行政書士として仕事をする中で、お客様から融資の相談を受けたりすることが往々にしてあります。
例えば政策金融公庫の創業融資等について相談を受けたりすることがあるのですが、ここに関してはとても重要な分野とはわかっているのですが、僕自身苦手意識があり、融資決定の勘所的な部分のノウハウなどがいまいち掴めず、今までお断りしたり避けてきたところとなります。
ただ、コロナ危機も相俟ってますますお客様の相談が多くなり勉強をしなければいかんな~という気持ちになり、一冊の本を購入いたしました。
本のタイトルは「独立開業から事業を軌道に乗せるまで 賢い融資の受け方35の秘訣」というTACの講師を務めたり、税理士でもある田原広一さんという株式会社SoLaboを経営し、政策金融公庫の「認定支援機関」でもある方が書かれた本になります。
読み始めたところとても面白く、2日で読破をいたしました。これから会社を設立して事業を始められる方は、会社や事業を始める前に是非一読して欲しい本になります。
目次
本の概要について
会社を立ち上げて事業を始めようというからには、相当の覚悟と成し遂げたい夢があって皆さん事業を始められるかと思います。できれば事業を成功させ、夢を実現したいと思うのは皆共通しているかと思います。
しかし一方で開業から1年で約3割、3~5年で約4~6割が廃業に追い込まれるという厳しい現実があります。
創業から数年は特に事業も軌道に乗っておらず、軌道に乗る前に運転資金がショートすることによって廃業に追い込まれることの憂目にあいます。
結局のところ手元に資金がない事により事業が立ち行かなくなるわけですから、計画的に手元資金を準備することが、廃業の憂目に合わないことの解決策となります。
勿論融資に頼らず自己資金ということで創業前に資金を貯め、設備諸々を取り揃えることは理想だとは思いますが、初期の投資に自己資金を使ってしまうと、資金ショートの際の運転資金がなくなります。その時になって融資を検討しても、ピンチとなった後では、銀行はお金を貸してくれません。
「銀行は晴れの日に傘を差しだし、雨の日に傘を奪う」
という言葉を聞いたことがありますでしょうか?まさに半沢直樹の世界ですよね!!
つまり転ばぬ先の杖で、設備資金と運転資金を創業融資で準備し、手つかずの自己資金を現金として持つこと。
融資の利息が無駄という方も多いと思いますが、万一病気や事業で困った際のために保険を掛ける事業者は多いと思います。筆者は、融資の利息を経営が危うくなった際の掛け捨て保険の保険料とみなせば、融資も保険だということ考えになります。

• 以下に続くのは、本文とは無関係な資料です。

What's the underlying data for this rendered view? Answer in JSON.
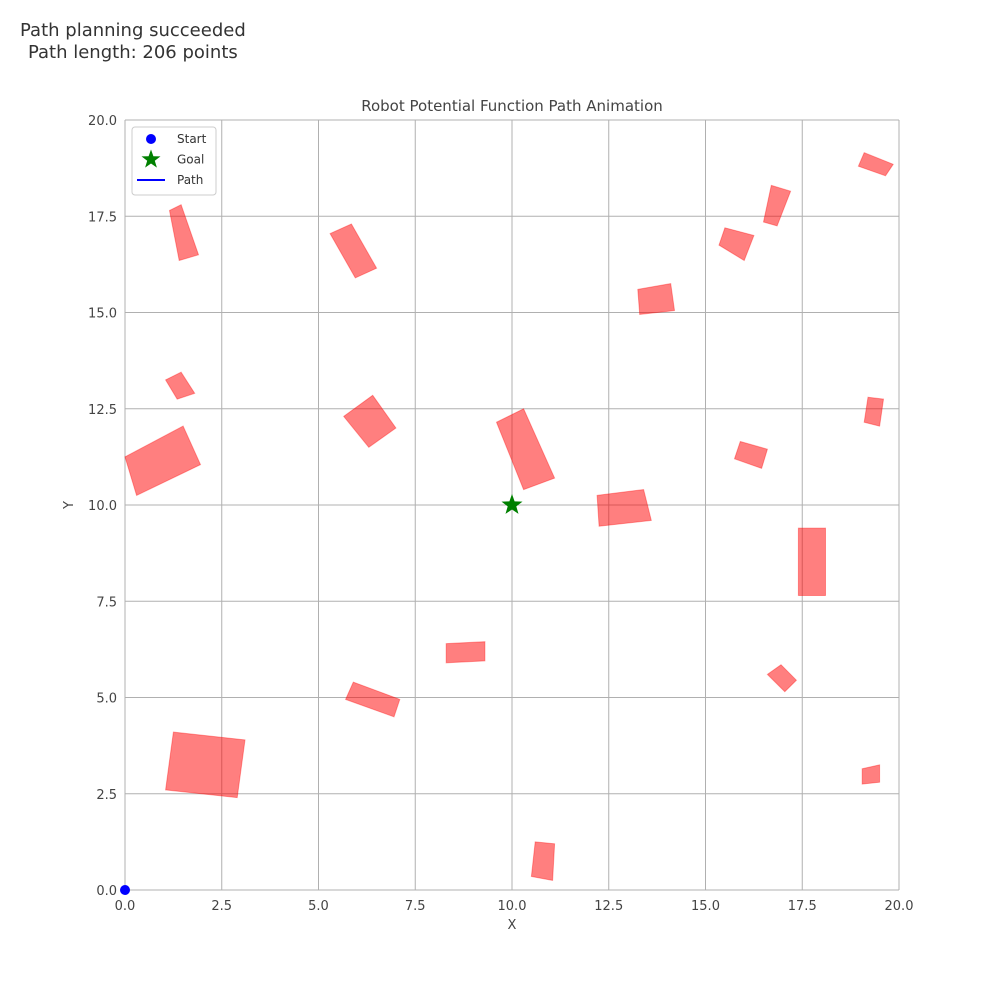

ということで何となく融資の大切さが伝わったと思いますが、融資を受ける上でのタイミングや計画的に複数行から融資を受ける戦略的なものが更に書かれています。
融資申し込みのタイミング
最初の融資のタイミングは、創業前と言っています。何故なら、事業が始まってしまうと運転資金の融資は受けられても、設備資金の融資は受けられない。業績が悪いと融資が受けられない等がありますので、先ず一行目は「政策金融公庫」による無担保・無保証の創業融資を目指す。

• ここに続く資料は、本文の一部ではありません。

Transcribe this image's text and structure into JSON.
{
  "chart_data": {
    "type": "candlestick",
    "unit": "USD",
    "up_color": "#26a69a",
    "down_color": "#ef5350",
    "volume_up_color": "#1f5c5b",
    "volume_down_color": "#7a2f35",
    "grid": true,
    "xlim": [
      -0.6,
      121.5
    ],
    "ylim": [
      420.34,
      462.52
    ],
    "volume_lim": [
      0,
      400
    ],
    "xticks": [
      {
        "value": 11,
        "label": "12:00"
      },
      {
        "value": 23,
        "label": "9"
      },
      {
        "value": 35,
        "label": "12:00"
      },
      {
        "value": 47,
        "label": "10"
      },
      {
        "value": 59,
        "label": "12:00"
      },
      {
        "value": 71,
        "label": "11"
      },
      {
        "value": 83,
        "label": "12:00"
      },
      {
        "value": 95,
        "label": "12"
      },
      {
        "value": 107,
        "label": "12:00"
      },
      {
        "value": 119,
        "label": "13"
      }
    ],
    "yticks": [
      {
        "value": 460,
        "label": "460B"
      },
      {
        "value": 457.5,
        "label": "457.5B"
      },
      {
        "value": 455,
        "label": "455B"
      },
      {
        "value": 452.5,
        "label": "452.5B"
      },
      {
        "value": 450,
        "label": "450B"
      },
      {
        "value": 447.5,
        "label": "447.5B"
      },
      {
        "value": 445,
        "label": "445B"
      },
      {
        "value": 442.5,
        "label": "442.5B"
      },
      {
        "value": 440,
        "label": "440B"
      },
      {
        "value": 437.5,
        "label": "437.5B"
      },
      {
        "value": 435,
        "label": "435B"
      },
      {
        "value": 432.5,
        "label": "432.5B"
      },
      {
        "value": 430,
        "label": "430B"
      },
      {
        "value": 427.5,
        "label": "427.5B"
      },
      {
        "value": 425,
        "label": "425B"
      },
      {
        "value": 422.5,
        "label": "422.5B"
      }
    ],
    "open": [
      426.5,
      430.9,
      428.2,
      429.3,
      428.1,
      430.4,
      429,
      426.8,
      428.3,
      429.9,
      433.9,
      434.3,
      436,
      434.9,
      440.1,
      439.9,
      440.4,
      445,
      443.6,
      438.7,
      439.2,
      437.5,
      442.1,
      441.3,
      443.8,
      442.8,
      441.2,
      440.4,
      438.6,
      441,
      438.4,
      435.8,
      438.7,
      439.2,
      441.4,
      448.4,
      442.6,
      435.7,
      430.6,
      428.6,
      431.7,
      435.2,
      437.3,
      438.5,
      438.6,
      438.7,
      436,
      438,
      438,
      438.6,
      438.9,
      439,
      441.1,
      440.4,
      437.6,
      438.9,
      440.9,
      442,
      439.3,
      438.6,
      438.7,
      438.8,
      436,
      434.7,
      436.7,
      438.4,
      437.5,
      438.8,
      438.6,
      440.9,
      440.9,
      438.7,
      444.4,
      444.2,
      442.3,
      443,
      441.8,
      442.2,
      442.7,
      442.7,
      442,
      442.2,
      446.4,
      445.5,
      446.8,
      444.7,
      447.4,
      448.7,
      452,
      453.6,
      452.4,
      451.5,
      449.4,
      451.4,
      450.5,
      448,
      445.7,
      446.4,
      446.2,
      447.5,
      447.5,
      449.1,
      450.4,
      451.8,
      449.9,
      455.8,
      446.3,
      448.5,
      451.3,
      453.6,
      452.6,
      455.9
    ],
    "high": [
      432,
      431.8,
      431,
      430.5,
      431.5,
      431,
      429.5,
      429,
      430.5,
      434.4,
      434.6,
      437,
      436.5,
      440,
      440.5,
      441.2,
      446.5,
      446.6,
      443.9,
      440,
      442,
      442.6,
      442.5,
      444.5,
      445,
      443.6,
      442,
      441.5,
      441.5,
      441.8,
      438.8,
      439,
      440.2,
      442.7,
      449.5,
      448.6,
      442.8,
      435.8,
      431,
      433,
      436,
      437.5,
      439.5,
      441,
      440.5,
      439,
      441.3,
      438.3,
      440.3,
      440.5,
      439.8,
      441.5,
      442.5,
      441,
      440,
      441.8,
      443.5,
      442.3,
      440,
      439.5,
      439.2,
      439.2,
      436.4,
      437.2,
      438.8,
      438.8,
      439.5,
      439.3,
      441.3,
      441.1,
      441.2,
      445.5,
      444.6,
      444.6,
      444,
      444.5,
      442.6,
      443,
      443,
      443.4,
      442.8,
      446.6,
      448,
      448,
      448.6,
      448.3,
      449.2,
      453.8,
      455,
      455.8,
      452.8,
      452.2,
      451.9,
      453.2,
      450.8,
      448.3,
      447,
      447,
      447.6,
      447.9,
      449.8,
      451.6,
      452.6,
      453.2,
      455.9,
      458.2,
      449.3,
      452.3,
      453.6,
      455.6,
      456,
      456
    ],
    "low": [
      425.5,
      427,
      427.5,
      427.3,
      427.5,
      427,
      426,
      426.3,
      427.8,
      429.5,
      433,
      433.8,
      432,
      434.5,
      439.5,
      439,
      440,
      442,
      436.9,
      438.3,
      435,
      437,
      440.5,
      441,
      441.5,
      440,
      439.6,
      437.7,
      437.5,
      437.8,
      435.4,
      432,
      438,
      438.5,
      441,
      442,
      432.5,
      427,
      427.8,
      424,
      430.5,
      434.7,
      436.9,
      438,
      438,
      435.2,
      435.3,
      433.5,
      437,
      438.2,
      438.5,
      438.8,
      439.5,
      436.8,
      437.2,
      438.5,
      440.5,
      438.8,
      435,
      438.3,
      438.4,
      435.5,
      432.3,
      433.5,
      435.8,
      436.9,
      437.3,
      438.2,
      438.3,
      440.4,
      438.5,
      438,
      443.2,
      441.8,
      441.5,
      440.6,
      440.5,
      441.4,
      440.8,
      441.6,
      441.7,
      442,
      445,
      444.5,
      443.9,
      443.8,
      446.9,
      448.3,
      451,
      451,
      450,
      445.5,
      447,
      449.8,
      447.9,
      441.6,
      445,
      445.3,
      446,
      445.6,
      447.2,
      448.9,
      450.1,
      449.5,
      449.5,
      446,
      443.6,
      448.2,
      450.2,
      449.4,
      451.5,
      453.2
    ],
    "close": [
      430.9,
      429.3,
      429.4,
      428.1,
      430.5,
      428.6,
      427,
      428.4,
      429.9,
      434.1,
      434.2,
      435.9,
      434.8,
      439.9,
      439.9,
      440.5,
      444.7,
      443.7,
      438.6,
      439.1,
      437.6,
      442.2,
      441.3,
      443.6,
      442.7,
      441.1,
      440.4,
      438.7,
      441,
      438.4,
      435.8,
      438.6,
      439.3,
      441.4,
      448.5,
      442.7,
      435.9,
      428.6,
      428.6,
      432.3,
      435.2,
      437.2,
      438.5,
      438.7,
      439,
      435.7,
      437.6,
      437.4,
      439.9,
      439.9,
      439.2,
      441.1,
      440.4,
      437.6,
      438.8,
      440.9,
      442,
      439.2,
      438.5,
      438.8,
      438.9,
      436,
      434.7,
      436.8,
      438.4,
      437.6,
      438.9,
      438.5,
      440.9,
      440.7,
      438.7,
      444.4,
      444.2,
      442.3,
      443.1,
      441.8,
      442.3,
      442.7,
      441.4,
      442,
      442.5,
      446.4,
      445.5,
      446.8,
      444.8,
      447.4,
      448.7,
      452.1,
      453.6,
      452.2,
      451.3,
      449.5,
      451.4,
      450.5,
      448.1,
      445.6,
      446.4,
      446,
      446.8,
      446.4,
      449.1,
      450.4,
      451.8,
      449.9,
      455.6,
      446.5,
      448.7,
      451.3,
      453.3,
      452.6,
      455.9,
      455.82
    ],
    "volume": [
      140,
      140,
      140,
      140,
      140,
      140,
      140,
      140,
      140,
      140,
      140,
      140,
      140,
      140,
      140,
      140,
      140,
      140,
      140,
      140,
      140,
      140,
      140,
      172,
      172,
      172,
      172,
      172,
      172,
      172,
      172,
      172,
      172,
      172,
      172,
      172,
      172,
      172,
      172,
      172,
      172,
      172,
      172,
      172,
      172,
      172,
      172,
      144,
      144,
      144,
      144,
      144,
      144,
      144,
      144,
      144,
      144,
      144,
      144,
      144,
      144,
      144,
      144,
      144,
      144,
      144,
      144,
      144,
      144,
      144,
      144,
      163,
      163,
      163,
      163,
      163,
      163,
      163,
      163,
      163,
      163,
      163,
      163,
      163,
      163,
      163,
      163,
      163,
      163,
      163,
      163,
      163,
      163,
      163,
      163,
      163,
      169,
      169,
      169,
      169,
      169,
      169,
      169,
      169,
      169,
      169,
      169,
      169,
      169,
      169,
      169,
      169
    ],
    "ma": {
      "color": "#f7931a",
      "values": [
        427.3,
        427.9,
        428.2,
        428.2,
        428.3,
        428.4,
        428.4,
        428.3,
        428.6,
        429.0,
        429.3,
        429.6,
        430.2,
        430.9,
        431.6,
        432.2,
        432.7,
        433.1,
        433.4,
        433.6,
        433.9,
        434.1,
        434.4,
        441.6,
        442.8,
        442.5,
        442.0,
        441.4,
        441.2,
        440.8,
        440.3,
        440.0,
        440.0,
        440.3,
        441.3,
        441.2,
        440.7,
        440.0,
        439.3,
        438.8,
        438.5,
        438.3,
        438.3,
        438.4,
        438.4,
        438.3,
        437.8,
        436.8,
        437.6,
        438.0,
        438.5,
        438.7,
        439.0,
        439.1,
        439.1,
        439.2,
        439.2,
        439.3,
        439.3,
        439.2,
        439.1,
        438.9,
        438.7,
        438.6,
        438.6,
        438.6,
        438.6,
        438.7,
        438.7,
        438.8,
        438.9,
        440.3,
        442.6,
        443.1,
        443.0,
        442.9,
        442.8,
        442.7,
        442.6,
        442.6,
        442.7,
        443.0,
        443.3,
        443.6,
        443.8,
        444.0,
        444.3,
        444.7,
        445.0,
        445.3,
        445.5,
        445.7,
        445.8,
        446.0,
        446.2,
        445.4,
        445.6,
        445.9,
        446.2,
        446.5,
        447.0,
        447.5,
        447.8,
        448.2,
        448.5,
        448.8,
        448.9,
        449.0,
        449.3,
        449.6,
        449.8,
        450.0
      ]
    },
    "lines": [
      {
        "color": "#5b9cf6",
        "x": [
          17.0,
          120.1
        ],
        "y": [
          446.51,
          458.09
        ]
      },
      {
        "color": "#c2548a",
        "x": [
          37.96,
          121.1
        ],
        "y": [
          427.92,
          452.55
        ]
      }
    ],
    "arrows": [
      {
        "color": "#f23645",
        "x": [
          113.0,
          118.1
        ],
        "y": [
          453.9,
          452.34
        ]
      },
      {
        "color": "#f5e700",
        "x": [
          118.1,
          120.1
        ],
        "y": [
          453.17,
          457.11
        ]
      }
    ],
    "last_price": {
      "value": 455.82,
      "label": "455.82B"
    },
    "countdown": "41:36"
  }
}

融資された現金は、信用金庫口座を作り預入れ、極力残高を減らさずに信用金庫の信用を高め、次の融資に備えるということです。公庫での借り入れ実績と豊富な預金残高が、信用金庫の融資を受けやすくなる状態となります。
また、信金へ定期積金をすることで、預金担保融資が受けやすくなるので、定期積金を検討することも重要です。
2回目の融資を受けられたら、同じようにもう一行信用金庫や信用組合と付き合い同じように融資を受け、最低合計3行から融資を受けることにより盤石な経営基盤を作っていく。
手元に現金があることで経営にも余裕が生まれ、着実に夢へ近づくための戦略的な投資ができるというわけです。
では、上記の様なスパイラルに持ち込むための創業時に準備をしておくことについて触れます。
独立開業前に準備すべきこと
創業融資の審査は、自己資金と経験、信用情報によって決まるといいます。金融機関の融資に対する本音は、貸したら返してくれる人に貸したいということになります。
- 自己資金を融資を受けたい金額の10分の1以上準備すること。最低100万円は準備をすること
- これから始める事業に対しての経験値をなるべく長く積むこと
- 返済遅延や公共料金の支払い遅延等金融事故を起こさないこと
等があります。実際には、もっと詳細に記載がありますので、独立開業を考えている方は、購入してみてください。
僕自身も会社設立のご相談をいただいた際には、ここで得た情報を提供していきたいと思います。